Old-style personal contact, based on proper client-provider relationships, might sound antiquated in a de-personalised world of automatically uploaded jobs for lower and lower margins, but it is on precisely this topic that the two get most animated - and most critical about HR departments. "If clients are serious about recruitment, they have to accept they are taking on the challenge of finding the best people," says James firmly. "There is great competition for the best people. The clients that treat us as a strategic partner are the clients we'll always see first. Those that want to treat us like toerags - we won't."

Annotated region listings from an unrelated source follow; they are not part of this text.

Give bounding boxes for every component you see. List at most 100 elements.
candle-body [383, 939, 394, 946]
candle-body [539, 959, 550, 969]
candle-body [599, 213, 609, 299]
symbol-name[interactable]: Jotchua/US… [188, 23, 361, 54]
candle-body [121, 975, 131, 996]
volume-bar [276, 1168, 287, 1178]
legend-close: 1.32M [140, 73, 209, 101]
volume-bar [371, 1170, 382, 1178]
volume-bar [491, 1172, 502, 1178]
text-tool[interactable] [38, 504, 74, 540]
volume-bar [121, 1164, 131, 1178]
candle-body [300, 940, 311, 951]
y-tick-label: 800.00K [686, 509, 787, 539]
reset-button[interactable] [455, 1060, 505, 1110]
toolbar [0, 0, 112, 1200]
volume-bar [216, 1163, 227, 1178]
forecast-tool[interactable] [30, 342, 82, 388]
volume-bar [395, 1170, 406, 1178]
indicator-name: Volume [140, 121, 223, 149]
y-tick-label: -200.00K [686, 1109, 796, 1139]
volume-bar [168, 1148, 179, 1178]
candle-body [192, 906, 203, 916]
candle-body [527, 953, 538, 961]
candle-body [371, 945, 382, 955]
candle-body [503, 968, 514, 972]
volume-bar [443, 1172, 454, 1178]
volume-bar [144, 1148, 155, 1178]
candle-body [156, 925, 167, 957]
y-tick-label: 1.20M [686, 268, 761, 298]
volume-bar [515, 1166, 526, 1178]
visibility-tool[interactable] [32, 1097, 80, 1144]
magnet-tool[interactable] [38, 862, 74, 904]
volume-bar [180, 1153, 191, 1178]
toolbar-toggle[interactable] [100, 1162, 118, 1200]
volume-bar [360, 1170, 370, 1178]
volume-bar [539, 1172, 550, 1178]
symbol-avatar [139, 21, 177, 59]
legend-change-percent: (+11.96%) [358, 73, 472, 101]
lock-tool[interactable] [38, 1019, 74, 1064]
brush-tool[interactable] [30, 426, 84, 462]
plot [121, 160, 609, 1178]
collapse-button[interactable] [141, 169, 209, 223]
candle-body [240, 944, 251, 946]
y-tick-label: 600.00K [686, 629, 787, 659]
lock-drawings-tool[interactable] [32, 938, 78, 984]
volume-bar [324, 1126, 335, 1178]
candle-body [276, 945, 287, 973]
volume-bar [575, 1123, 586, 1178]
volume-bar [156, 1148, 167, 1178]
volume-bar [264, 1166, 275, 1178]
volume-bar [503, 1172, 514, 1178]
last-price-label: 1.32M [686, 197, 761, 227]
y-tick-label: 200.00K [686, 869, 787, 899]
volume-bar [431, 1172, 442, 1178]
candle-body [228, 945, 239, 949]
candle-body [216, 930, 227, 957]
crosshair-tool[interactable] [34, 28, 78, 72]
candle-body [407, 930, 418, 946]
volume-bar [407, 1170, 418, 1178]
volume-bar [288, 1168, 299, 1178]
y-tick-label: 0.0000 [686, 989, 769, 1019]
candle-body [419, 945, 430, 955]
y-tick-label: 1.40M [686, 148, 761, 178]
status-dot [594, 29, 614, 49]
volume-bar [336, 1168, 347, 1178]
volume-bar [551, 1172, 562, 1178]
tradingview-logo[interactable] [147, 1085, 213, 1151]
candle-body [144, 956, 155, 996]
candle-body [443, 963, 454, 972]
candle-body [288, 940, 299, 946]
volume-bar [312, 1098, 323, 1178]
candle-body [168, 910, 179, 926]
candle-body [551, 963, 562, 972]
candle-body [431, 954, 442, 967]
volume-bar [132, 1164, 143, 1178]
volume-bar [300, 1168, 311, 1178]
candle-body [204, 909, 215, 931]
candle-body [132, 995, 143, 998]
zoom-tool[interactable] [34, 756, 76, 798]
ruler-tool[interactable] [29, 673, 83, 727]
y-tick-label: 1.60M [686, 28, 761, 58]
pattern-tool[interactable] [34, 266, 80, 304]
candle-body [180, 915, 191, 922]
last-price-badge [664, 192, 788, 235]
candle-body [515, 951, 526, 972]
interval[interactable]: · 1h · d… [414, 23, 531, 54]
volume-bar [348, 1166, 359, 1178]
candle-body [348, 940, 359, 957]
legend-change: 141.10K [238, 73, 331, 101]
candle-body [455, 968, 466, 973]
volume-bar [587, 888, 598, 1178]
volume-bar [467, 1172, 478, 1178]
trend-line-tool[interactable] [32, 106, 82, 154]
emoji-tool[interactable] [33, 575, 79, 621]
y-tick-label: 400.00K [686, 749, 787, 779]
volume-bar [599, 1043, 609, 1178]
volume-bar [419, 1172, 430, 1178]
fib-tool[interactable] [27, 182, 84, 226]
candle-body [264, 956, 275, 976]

According to the Reeds, the arrival of procurement departments is having a corrosive impact on recruitment, and there are now entire companies it has blacklisted. "When you're recruiting, you're not buying widgets," they say. "Procurement people are trained to make HR people think they are supplying a commodity. When HR is marginalised from the recruitment process in favour of procurement officers, that's when things start going pear-shaped."
"I'm not saying we always get things right for clients," adds James, "but clever employers engage with us; by this I mean they give us actual workforce planning data, so we know exactly what their current and future requirements are. It's about being treated as part of a partnership. Skilled recruiters don't even talk about margins, but they are not the majority. Recruitment still needs to move upmarket. Everyone has a finance director; HR seems to come some way down the list."
The internet has not only accelerated change, it has changed jobseekers' habits. Back in 2004, the Sunday Times' 'Work in Life Survey' found 77% of people would look for jobs solely in newspapers. It found 46% of jobseekers would go to a recruitment agency, with only 34% going online. This has since turned on its head but Reed has survived by Reed.co.uk mopping up the drop in agency visitors. However, it could still be argued there is one remaining threat: jobseekers bypassing both job boards and agencies altogether and applying to companies direct. Reports say up to 30% of people now regularly do this.
"I don't worry about people applying to companies via their websites at all," retorts Alec emphatically. "Most employers don't have a strong enough brand; jobseekers still have to go to job boards (most register with an average of five). It comes back to being smart HR professionals/recruiters again," he adds. "Most will tell you they want a good choice of people. Just seeing people that have come onto their website makes very little sense. They wouldn't see the best of the market, just the people that visited their websites."
But is he so sure of this? "In the end, I think employers will be more choosy about the number of sources they get people from," says James. "But that will only mean better relations with the established parties (there are more than 700 job boards now)."
At the moment, the focus for the pair is to do their part in engineering the UK's economic recovery. Reed has historically done well in recessions because the temporary workers market has kept its business afloat. Today, Reed is the founder of the 'Keep Britain Working' campaign and it follows on the heels of the last recession when, in 1998, Reed was one of the first private companies to become involved in then prime minister Tony Blair's Welfare to Work programme.
Under the scheme the Government paid a fee to Reed for every long-term, unemployed person it placed in a job. Coincidentally, there is a framed picture of Blair and the two Reeds, with Blair having signed it 'thanks for all your help'. Blair realised just how important stimulating recruitment was to the economy. Time will tell if the two get a similar photo with David Cameron and Nick Clegg.
"What is recruitment?" muses Alec. "In some ways, nothing has changed in the past 50 years. I tell people we're in the business of restoring human dignity. That's what I still get a buzz from."